The NFL Told Teams to Stand During the National Anthem in the 1960s
On Wednesday, the NFL announced that players must either stand for the national anthem when it is played at their games or remain in the locker room; if they come onto the field but don’t stand, their teams will be fined. The decision comes more than a year after San Francisco 49ers then-quarterback Colin Kaepernick decided to sit and kneel during “The Star-Spangled Banner” as a protest against police brutality, inspiring other players to do the same. This isn’t the first time that the commissioner of the league has decided to clarify how players should act during the song….

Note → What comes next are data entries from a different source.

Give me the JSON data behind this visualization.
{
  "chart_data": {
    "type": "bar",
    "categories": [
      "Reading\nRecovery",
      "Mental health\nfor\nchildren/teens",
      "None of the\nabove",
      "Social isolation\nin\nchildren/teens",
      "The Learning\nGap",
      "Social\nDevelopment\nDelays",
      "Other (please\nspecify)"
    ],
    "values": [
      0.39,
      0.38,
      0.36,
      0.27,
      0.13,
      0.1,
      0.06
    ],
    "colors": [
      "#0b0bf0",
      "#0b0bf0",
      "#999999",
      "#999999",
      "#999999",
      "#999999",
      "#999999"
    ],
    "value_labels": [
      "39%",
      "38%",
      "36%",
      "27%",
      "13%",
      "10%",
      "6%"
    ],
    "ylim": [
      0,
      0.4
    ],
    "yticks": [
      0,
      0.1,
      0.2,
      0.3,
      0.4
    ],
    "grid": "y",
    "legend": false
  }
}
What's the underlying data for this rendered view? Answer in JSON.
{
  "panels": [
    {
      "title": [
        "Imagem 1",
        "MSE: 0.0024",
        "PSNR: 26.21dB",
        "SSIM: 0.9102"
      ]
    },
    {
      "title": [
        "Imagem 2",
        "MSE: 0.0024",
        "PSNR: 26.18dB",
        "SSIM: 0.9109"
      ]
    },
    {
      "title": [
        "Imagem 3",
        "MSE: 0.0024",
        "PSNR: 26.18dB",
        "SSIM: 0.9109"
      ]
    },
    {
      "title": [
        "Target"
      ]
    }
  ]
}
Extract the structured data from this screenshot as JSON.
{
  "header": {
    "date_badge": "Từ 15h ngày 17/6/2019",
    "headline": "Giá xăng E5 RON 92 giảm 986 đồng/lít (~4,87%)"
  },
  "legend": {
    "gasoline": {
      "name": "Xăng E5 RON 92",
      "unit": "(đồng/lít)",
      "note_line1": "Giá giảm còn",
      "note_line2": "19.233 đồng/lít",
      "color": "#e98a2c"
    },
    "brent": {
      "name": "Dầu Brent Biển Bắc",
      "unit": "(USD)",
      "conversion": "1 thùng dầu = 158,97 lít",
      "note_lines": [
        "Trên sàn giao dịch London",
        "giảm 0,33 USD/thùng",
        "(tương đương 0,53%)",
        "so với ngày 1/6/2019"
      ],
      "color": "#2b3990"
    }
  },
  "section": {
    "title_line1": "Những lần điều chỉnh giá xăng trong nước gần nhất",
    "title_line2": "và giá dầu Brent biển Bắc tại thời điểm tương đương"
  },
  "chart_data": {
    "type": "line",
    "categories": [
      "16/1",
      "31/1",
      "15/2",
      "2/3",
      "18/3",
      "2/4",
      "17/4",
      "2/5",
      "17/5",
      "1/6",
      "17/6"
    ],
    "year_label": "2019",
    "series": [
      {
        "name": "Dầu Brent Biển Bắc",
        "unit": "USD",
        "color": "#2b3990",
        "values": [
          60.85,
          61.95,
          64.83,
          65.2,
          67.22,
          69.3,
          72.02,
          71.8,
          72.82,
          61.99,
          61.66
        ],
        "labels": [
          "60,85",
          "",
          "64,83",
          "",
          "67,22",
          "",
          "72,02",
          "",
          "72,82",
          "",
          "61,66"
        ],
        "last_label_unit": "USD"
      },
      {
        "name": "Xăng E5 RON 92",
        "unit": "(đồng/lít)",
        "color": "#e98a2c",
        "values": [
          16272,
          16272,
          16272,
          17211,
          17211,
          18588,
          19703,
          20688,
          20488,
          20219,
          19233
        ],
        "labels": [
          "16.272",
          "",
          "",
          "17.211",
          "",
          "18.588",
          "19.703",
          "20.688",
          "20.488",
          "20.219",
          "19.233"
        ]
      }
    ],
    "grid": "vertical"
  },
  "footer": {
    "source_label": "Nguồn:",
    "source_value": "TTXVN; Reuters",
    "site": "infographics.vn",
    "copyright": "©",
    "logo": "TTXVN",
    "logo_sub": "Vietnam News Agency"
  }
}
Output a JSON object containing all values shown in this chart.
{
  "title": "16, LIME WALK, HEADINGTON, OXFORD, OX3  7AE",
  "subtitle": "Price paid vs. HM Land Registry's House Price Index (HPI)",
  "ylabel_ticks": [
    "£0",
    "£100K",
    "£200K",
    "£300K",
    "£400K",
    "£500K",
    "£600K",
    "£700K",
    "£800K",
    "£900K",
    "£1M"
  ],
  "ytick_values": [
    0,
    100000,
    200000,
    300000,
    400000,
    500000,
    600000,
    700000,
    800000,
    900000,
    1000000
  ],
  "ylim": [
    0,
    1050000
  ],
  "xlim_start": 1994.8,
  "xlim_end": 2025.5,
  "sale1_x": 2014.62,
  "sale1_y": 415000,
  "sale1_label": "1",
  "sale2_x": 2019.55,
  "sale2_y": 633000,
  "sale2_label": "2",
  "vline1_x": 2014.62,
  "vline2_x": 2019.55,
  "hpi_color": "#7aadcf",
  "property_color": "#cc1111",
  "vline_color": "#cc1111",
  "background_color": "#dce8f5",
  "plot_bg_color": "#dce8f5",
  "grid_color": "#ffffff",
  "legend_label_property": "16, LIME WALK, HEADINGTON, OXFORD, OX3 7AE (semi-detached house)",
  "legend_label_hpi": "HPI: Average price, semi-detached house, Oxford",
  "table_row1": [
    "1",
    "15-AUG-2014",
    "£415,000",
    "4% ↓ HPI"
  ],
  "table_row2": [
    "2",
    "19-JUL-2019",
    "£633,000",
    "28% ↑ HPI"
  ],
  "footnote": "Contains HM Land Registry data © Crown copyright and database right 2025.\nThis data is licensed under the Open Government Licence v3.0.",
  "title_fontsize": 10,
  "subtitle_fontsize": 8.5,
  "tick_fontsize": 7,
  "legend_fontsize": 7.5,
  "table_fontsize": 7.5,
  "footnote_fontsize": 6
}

“My original idea was to pull a [Tommie] Smith by raising my right fist in the air and bowing my head,” [David Meggyesy, a linebacker for the St. Louis Cardinals] wrote in his 1970 tell-all Out of Their League. “Instead, I decided not to salute the flag but to pretend I was nervous for the game. I was aware that if my protest was too obvious I would be severely fined. When the National Anthem started I stepped out of line and began kicking the dirt and holding my helmet down in front of me with my two hands. My head was bowed and I was spitting on the ground and moving from side to side scuffing the ground with my shoes.”
But his more subtle protest was still noticed. Especially after a sports columnist covered his actions, the team and local radio stations were flooded with callers complaining about Meggyesy’s apparent lack of patriotism. “At the start of our next game,” he later told writer Dave Zirin, “some fans unfurled a big banner that said ‘The Big Red [the nickname of the Cardinals] think Pink.’ It was their way of saying that I was a ‘pinko’ (a communist), and that we were a ‘pinko’ team.”